Babydolls are now considered an eroticized item of adult apparel, often classified as a form of lingerie. Adult babydolls are quite different from the infant babydolls; they fully expose the woman's legs, and some styles emphasize or deliberately expose the breasts as well. The gown is often sold as a set with matching panties, as a typical babydoll is short enough that underwear is visible if worn. Styles of the same general length but not intended to emphasize sex appeal are sometimes called shortie nightgowns.

Babydolls are available in a sufficiently wide variety of styles that many lingerie retailers consider babydolls a distinct department. Modern babydolls often vary considerably from the styles of the 1960s and 1970s. Babydoll negligees from the 1950s to the early 1980s are now collectible vintage items. Some babydolls open in front and resemble a robe or peignoir.
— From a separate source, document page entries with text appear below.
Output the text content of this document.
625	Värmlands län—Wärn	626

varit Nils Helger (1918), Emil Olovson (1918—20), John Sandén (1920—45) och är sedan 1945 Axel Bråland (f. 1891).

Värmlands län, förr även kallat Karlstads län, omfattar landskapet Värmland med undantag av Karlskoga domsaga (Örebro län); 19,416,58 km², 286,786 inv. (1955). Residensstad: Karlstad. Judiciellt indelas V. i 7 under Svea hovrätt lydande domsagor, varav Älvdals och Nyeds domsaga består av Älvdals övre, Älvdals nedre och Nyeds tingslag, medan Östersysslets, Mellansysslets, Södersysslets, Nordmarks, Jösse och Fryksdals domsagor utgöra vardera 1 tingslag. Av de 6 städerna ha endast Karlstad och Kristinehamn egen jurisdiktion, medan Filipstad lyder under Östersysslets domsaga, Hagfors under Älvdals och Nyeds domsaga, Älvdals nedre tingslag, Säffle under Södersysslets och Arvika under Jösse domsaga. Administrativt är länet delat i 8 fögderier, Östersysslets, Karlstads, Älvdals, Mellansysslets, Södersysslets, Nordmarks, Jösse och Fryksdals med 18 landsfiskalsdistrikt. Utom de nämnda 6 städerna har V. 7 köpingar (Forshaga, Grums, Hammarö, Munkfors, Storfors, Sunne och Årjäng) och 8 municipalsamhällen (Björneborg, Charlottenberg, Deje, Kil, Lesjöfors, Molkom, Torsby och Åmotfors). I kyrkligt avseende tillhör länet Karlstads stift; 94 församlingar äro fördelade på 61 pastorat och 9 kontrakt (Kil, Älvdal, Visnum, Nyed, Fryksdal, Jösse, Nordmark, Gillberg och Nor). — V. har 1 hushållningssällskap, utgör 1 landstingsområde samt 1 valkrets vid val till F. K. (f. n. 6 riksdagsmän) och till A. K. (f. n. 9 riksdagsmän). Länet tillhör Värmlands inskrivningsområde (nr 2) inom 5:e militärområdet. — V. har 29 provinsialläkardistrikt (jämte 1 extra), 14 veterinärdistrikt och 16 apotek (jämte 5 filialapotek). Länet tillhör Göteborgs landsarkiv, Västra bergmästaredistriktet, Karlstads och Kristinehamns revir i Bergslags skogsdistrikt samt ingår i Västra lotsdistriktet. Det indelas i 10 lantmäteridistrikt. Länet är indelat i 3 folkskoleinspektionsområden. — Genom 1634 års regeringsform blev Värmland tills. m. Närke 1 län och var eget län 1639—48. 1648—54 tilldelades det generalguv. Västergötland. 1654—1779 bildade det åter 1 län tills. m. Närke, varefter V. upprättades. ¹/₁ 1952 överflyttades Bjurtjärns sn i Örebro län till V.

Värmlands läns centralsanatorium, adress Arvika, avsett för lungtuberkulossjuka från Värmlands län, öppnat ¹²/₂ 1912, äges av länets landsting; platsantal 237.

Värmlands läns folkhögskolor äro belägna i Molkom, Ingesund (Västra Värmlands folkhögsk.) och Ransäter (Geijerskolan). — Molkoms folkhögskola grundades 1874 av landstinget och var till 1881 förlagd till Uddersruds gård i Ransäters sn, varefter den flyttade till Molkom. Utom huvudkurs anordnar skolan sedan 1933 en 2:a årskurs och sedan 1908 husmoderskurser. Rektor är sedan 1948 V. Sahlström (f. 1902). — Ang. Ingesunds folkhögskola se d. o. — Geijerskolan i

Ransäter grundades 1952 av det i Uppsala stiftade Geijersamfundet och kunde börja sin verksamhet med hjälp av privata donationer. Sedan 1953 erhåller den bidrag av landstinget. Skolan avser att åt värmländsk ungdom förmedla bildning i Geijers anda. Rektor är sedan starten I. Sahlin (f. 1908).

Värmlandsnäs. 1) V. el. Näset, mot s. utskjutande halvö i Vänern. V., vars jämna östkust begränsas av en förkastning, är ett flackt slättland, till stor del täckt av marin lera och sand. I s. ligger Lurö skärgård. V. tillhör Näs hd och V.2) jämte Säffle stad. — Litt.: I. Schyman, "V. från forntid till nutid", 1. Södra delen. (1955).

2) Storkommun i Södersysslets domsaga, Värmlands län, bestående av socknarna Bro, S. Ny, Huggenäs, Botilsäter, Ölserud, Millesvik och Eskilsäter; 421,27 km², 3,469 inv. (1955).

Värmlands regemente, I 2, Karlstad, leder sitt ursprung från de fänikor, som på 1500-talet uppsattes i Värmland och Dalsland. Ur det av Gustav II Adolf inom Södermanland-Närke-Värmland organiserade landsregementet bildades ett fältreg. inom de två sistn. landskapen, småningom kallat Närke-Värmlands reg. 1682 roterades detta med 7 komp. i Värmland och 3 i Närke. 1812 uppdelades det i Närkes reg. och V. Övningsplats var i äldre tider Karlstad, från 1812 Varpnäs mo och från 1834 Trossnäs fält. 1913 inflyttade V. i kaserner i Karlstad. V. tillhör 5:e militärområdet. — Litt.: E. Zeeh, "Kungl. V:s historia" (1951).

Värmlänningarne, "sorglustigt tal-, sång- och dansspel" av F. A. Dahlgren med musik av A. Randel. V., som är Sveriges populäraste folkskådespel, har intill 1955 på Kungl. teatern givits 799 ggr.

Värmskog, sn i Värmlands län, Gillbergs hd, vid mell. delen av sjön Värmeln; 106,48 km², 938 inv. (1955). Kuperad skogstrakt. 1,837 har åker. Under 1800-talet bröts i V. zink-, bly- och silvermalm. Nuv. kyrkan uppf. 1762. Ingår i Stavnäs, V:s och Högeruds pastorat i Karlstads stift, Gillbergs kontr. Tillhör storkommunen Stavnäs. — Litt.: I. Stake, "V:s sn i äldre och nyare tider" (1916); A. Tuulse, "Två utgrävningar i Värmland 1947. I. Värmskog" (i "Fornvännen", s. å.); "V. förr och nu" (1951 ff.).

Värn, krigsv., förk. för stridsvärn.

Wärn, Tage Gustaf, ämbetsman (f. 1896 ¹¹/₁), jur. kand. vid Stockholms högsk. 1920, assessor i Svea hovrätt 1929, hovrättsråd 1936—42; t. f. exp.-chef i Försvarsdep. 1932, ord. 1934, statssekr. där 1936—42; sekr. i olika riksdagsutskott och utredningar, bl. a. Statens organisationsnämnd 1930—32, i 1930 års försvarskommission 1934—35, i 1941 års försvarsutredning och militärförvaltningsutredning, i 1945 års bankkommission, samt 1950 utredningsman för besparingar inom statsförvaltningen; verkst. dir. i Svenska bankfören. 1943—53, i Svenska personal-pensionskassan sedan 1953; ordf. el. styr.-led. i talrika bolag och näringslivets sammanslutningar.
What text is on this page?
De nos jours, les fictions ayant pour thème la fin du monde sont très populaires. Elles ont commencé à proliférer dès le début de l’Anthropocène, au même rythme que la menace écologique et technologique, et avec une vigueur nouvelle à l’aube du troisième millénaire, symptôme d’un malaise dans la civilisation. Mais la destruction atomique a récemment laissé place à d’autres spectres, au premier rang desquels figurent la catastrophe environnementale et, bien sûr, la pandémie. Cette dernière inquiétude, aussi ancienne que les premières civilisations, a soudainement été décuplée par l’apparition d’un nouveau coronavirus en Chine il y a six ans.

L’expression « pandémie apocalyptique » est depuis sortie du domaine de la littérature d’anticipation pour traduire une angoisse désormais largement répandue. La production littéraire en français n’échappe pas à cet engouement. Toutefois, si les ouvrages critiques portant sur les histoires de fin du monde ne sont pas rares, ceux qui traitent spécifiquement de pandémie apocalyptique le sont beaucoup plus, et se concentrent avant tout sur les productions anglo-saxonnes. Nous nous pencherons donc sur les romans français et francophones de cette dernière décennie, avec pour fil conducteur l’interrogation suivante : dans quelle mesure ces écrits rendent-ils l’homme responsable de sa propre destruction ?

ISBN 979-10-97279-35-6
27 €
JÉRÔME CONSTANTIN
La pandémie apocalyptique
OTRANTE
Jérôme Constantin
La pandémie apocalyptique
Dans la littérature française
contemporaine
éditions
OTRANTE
Short daywear dresses of a similar style are sometimes called babydoll dresses; the name is sometimes two words, baby doll, and sometimes hyphenated, baby-doll. Some styles are similar to what is worn by some infants; and by dolls designed like infants. The gown or top is short enough that diapers may be easily changed. An alternative origin for the style may be the lace-trimmed shortie bedjackets and bed-capes of the 1930s and 1940s.

In the 21st century, babydolls have become popular as bridal lingerie. They are more affordable than a bridal corset and often offer a greater choice of designs and colours.